Experts warn against leaving kids, pets in hot cars as summer heat kicks up
The National Safety Council estimates 38 children under the age of 15 die every year in hot cars.
JACKSONVILLE, N.C. (WITN) - The summer heat is once again leading law enforcement and other experts to warn against children and pets being left in hot cars.
So far this year, two children nationwide have died after being left in hot cars, including a five-month-old in Iredell County, North Carolina. Police say the baby was left in a hot car for hours.
It was only about 70-degrees in Iredell County when that happened, according to the National Safety Council. According to data from Colorado State University, at that temperature, a closed car can jump nearly 20-degrees in just ten minutes.
“Your children are your precious cargo,” said Sgt. Vincent Waddell with the Jacksonville Police Department. “Never leave a kid or a pet alone inside your car, especially with it being hot outside. We definitely don’t want heatstroke or anything like that.”
An average of 38 children under the age of 15 die every year because of hot cars, according to the National Safety Council.
Law enforcement says you should leave pets at home if you are going somewhere where they’re not allowed, or to bring a friend along to watch your child or pet in the car while you’re there. But police say leaving your car running with a child or pet inside opens you up to potential theft.

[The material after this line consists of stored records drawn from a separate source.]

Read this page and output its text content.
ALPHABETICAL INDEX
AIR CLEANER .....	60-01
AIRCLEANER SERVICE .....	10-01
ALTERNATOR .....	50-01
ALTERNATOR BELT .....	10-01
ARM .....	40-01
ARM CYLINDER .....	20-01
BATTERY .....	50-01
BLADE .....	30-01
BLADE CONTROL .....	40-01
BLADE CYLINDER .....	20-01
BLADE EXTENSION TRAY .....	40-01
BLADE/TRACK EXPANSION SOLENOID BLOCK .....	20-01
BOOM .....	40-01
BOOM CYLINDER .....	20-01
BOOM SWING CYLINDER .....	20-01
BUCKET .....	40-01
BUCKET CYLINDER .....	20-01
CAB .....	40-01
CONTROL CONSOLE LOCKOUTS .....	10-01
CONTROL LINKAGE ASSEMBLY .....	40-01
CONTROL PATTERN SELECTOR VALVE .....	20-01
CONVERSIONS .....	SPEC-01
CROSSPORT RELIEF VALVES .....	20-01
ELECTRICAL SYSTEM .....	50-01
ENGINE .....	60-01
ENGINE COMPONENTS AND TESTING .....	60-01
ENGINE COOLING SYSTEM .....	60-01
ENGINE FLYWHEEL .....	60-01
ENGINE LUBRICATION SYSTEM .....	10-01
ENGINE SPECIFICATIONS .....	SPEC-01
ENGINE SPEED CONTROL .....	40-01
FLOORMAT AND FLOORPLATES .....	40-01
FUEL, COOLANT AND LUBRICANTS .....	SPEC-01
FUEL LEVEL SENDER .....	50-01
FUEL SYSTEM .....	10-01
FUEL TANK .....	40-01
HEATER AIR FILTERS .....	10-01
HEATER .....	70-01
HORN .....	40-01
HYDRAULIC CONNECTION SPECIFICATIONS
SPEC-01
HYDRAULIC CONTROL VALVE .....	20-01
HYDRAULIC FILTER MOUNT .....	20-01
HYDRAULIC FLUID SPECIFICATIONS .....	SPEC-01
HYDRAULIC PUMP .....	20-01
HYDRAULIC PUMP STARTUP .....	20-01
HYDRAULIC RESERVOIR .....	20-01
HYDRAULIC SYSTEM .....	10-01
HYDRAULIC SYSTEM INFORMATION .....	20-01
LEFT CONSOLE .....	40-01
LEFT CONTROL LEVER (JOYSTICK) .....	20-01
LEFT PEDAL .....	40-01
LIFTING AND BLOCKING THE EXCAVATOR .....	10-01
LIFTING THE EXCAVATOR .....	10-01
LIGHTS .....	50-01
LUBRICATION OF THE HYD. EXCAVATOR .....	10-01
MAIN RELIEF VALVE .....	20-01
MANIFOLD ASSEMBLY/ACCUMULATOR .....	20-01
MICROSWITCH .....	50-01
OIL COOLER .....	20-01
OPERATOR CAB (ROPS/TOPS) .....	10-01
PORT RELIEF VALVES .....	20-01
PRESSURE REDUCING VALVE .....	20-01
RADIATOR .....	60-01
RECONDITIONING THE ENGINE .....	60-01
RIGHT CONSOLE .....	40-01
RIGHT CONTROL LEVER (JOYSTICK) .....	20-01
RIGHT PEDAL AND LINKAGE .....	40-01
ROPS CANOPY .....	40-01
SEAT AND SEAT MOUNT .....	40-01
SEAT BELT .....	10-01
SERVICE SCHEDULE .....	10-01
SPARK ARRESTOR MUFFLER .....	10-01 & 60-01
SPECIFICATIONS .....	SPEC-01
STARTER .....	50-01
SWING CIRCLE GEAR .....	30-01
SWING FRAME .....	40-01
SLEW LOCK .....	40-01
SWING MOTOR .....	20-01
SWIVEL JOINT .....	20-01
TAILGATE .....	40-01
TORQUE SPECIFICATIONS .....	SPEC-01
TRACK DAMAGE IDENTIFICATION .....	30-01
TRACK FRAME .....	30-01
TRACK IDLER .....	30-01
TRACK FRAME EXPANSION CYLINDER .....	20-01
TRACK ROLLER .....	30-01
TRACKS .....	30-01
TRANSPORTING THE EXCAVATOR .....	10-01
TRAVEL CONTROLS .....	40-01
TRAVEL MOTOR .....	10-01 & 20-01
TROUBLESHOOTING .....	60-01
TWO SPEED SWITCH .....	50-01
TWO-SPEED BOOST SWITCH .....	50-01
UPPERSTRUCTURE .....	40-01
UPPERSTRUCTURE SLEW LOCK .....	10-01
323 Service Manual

“It doesn’t take much in the way of solar radiation to come into a car to really heat up the temperatures on the inside,” said WITN Meteorologist Phillip Williams. “Even on a cloudier day, you still get enough radiation to heat up the temperatures inside a closed car.”
Experts also recommend keeping keys or key fobs away from children so they don’t get ahold of them and try and play in a vehicle. Police also say you should leave items in the backseat that you would never leave the car without, like a cell phone, backpack or even taking off your left shoe. They say that can prevent the fairly-common trend of drivers becoming distracted and forgetting your child or pet was in the car, to begin with.
“If you see a kid in there in distress, make sure you act. Call 911 immediately,” said Waddell. “We will get an officer out there so that way we can help them out.”